Now here are the results of the homemade absolute return strategy, where in my hypothetical portfolio I have a long position in the fund and I have a short position in the SPY:

Fund Return less SPY NOVRX RBCGX YAFFX
5 Year Total Return

48.73%

53.32%

48.43%

5 Year Annualized Return

8.26%

8.92%

8.22%

Volatility

10.46%

13.74%

9.26%

Modified Sharpe Ratio

0.790

0.649

0.888

 

Clearly in these hypothetical Absolute Return funds the returns go down, as you would expect, because you are taking away the SPY contribution (i.e. subtracting SPY return from the fund return). But what is highly important is that volatility decreased significantly for the two (NOVRX, YAFFX) of the three funds. In those two hypothetical Absolute Return funds, the volatility went down on the average by about fifty percent, while the returns went down on the average by about a third. This is the result we were looking for — the volatility decreased faster than returns.

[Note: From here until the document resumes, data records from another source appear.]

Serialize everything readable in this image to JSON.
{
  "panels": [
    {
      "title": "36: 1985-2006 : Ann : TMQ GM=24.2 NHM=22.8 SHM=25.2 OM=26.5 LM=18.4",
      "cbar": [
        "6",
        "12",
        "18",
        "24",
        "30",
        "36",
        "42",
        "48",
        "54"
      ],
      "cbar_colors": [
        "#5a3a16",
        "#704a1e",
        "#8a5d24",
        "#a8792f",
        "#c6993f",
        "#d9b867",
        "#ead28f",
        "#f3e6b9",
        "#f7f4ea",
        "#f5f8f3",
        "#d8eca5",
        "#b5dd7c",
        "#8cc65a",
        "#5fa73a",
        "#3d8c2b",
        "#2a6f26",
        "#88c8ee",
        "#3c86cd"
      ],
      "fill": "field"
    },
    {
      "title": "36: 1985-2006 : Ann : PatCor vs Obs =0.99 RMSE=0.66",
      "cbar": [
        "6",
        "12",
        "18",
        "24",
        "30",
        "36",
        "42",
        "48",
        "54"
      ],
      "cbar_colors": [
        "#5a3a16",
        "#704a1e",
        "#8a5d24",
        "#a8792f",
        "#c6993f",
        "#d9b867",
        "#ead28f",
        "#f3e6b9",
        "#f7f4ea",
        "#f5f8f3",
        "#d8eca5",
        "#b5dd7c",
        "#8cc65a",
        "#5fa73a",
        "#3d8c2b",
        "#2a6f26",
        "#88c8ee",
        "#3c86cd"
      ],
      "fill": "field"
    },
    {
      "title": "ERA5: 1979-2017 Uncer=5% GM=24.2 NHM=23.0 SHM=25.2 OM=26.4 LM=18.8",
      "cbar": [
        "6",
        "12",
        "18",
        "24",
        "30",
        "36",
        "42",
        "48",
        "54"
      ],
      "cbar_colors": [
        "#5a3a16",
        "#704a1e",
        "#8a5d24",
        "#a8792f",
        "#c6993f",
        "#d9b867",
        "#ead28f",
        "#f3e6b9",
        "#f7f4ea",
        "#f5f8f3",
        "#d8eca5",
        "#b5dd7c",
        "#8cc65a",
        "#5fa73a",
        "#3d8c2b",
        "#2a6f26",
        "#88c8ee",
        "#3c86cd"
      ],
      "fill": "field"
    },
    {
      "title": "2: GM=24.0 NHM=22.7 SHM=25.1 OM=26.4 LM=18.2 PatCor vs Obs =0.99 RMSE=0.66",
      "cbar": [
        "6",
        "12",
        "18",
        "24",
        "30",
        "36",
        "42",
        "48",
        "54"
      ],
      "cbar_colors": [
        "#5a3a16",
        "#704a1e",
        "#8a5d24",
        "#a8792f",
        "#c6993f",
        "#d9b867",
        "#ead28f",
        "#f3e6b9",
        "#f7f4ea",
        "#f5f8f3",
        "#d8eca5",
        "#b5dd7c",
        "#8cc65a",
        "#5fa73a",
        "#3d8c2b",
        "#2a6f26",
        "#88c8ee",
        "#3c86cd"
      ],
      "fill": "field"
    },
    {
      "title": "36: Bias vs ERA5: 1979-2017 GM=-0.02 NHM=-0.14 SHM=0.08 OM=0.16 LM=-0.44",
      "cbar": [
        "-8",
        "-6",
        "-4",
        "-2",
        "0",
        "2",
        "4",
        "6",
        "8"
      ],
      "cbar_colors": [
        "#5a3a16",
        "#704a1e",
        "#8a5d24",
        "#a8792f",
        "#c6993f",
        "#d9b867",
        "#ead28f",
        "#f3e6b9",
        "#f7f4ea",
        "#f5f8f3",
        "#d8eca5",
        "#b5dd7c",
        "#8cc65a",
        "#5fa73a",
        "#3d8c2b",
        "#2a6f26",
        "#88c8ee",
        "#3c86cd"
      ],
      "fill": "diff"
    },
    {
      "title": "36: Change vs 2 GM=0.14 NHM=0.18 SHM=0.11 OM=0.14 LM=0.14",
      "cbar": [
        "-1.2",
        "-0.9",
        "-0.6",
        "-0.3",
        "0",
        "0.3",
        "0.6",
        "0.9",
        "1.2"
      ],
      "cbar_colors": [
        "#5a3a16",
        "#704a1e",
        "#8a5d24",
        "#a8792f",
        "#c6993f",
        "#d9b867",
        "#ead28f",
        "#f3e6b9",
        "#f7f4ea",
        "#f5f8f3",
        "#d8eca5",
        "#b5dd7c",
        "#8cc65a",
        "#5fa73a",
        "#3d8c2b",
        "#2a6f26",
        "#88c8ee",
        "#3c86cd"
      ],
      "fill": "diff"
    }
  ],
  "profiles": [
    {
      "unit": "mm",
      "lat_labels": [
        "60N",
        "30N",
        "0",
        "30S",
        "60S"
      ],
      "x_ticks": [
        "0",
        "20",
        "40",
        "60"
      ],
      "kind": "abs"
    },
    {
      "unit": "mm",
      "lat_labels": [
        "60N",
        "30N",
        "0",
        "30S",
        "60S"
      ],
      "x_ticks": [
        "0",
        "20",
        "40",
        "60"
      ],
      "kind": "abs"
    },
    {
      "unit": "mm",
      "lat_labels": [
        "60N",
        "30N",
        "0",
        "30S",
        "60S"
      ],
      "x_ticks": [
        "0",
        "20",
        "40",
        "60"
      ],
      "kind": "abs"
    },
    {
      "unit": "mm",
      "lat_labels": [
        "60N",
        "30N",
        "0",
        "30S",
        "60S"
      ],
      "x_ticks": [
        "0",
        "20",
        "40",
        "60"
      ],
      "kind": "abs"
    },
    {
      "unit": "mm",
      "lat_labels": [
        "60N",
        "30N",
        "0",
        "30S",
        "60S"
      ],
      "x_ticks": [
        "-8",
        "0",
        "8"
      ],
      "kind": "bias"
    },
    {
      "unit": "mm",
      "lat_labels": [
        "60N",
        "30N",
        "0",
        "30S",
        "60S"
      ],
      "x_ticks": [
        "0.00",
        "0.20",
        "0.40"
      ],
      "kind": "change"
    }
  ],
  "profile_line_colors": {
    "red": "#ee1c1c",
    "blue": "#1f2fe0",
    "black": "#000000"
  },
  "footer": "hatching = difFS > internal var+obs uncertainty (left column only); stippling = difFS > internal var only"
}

One possible explanation why the RBCGX hypothetical Absolute Return fund did not improve Sharpe Ratio is because this fund is poorly correlated to the S&P 500 index, which we used as a hedge, so the comparison here is not apples to apples.

So here you go, start investing like a hedge fund with fairly straightforward and simple analysis. Now you can still get good returns, with much lower volatility and the result is that you can sleep better at night.